My intention was to demonstrate that Muslims are able to see things we don’t like, yet remain calm and pluralist, and to demonstrate that there are Muslims who care more about the thousands of deaths in Iraq, Pakistan and Syria than we do about what a student is wearing. My intention was to highlight that Muslims can engage in politics without insisting that our own religious values must trump all others’ concerns, and to stand before the mob so that other liberal Muslim voices that are seldom heard, women’s and men’s, could come to the fore. And many such Muslim voices have been heard this last week. [Guardian]
The article caused Mo Shafiq to withdraw his support from the joint statement.
Maybe Mo Shafiq saw in the article himself being criticised, perhaps everything Nawaz stands for religiously and politically is so at odds he does not appreciate being called out on it. He could well be a conservative Muslim – he answered Andrew O’Neils question about not being a liberal with the Liberal Democrats being a broad church.
We also cannot discount an inability to read the moderate, respectful piece for being exactly that – for remember Mo Shafiq claimed that Nawaz had in a Daily Mail article called for the veil to be banned. Something Nawaz stated in the article he was against (covered this here).
Mo Shafiq perhaps hoped that Nawaz would either change his position or at least keep his head down. Instead he came out without recourse to apology or regret because there is a principled liberal stand that Nawaz is making.
Stating that no one gets to judge my faith but my God I believe in, that by my faith I am not answerable to any man for the conscience of my beliefs. That my liberties are by natural law sacrosanct and indisputable, and by threats or intimidation to make me renounce my faith or belief is to break such a covenant that is between me and my God. I will speak as moved by this.
I can understand that passion – it is how I feel about humanism, if you replace faith with non faith and replace God with conscience in the above paragraph. Secularism is better than theocracy because it recognises no state, church or clergy have a hold over a citizen in matters of religion. Democracy that the laws of the land reflect the will of the people rather than the interpretation of religion by a theocratic hierarchy.

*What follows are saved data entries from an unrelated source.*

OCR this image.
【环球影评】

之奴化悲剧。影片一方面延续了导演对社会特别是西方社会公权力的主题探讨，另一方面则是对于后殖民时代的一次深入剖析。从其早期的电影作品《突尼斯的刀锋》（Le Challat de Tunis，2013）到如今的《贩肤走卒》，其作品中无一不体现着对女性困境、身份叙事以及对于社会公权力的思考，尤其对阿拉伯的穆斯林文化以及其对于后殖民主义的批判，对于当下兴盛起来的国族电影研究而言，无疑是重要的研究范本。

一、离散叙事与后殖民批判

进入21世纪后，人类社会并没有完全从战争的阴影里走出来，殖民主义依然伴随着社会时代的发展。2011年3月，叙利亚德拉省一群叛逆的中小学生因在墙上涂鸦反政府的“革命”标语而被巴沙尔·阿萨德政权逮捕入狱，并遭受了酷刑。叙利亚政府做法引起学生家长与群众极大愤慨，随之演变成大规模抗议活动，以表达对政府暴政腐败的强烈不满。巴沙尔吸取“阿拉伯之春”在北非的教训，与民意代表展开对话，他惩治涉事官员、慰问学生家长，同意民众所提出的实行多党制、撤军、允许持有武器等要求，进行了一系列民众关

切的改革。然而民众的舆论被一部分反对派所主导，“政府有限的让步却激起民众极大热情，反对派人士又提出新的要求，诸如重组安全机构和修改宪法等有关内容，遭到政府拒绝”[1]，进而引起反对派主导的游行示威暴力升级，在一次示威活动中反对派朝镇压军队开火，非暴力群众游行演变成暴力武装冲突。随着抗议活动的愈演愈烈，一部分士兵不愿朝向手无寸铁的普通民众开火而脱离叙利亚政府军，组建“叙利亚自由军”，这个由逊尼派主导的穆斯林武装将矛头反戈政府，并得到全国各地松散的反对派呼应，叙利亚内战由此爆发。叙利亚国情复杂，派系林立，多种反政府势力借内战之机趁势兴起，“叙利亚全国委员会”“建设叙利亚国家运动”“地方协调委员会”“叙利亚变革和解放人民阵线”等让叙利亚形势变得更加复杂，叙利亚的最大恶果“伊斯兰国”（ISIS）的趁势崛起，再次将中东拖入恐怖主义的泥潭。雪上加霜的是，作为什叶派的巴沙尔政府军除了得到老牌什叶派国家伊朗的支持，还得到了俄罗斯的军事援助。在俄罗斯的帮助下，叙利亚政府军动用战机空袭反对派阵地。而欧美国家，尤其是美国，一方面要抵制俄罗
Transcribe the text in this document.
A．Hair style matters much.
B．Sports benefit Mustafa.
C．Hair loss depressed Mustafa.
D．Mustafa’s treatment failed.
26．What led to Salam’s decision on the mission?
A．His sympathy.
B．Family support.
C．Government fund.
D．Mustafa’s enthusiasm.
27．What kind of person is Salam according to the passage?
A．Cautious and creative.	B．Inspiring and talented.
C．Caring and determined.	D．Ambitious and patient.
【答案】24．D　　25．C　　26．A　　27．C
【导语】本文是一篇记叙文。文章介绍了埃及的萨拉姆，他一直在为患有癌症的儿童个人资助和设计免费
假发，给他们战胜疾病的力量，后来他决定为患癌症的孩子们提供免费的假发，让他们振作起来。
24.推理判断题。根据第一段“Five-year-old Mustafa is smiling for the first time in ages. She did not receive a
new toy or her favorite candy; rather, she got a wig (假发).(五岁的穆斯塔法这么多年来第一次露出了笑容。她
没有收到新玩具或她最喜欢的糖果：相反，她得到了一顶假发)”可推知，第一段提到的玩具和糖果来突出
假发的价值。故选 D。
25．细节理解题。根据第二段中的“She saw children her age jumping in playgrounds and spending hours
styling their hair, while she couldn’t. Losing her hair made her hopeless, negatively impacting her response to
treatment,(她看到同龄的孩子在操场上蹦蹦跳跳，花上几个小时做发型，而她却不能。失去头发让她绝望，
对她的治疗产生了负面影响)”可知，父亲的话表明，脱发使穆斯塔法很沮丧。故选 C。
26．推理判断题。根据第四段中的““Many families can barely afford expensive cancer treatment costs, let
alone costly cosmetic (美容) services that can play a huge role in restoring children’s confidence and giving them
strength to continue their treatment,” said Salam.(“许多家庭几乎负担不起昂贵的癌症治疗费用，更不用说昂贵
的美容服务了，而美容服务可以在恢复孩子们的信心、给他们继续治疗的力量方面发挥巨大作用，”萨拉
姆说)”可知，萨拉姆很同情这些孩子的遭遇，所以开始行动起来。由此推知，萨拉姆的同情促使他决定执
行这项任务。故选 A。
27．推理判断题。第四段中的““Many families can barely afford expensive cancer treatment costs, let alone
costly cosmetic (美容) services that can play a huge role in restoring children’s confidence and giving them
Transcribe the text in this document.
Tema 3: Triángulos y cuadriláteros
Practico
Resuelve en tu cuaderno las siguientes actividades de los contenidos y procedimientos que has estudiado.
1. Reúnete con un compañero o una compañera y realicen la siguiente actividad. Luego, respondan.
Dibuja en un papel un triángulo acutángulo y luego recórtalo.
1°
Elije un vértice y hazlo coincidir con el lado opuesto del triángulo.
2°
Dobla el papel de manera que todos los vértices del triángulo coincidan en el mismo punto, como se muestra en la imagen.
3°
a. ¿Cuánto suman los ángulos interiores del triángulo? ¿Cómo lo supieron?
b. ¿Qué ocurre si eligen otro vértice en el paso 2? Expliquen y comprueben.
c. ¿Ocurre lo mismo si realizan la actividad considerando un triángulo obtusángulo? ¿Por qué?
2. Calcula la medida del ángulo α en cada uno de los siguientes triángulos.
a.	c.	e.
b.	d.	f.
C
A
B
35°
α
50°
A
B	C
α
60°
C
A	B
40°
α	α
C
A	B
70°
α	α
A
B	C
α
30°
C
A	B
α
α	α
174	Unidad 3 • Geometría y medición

Shafiq feels that passion too. The problem is that rather than accepting pluralism and secularism he is insisting that other Muslims feel the same way, and that those that do not adhere to their view may still never ever under any circumstances show an image of The Prophet. Sorry, but this debate is about allowing you the right to be offended by what does not incite violence or hatred.
A cartoon saying “How you doin’ ” does not full into that category. So be offended. Tell us why you are offended. But do not impose your religious views on us who want to see the supposed controversy, or do not feel offended. Free of malice, free of intimidation, regarding a drawn image.
Regrettably Channel 4 News decided to not make that stand, but instead presented this version of the cartoon.
This reminded me of when television news used to say “for those that do not want to know the result look away now” when just about to display the football scores.
Just a thought here.
“For viewers whose God would be displeased at them viewing an image of His Prophet, which may distress you as he asks “How ya doin’, please look away now or forever hold your peace.”
Personally that is why I do not watch certain comedians. I know they will offend me. So I never watch them. It is is called freedom of choice.
The outcry looks set to continue. Theologian Usama Hasan, of the Quilliam Foundation Maajid helped found, being protested today as he attends a Plymouth University event by the Islamic Society event because he has not publicly criticised Nawaz, the saga will continue to run in the country.
Just remember that Mo Shafiq has withdrawn from the joint statement having previously made erroneous claims against both Nawaza and the Jesus and Mo cartoons. Having called Quilliam by a blasphemous term which carries the death penalty in Pakistan. He has now ripped up a statement to have a civil, mature debate.
The toys are well and truly going to be out of the pram once again I fear.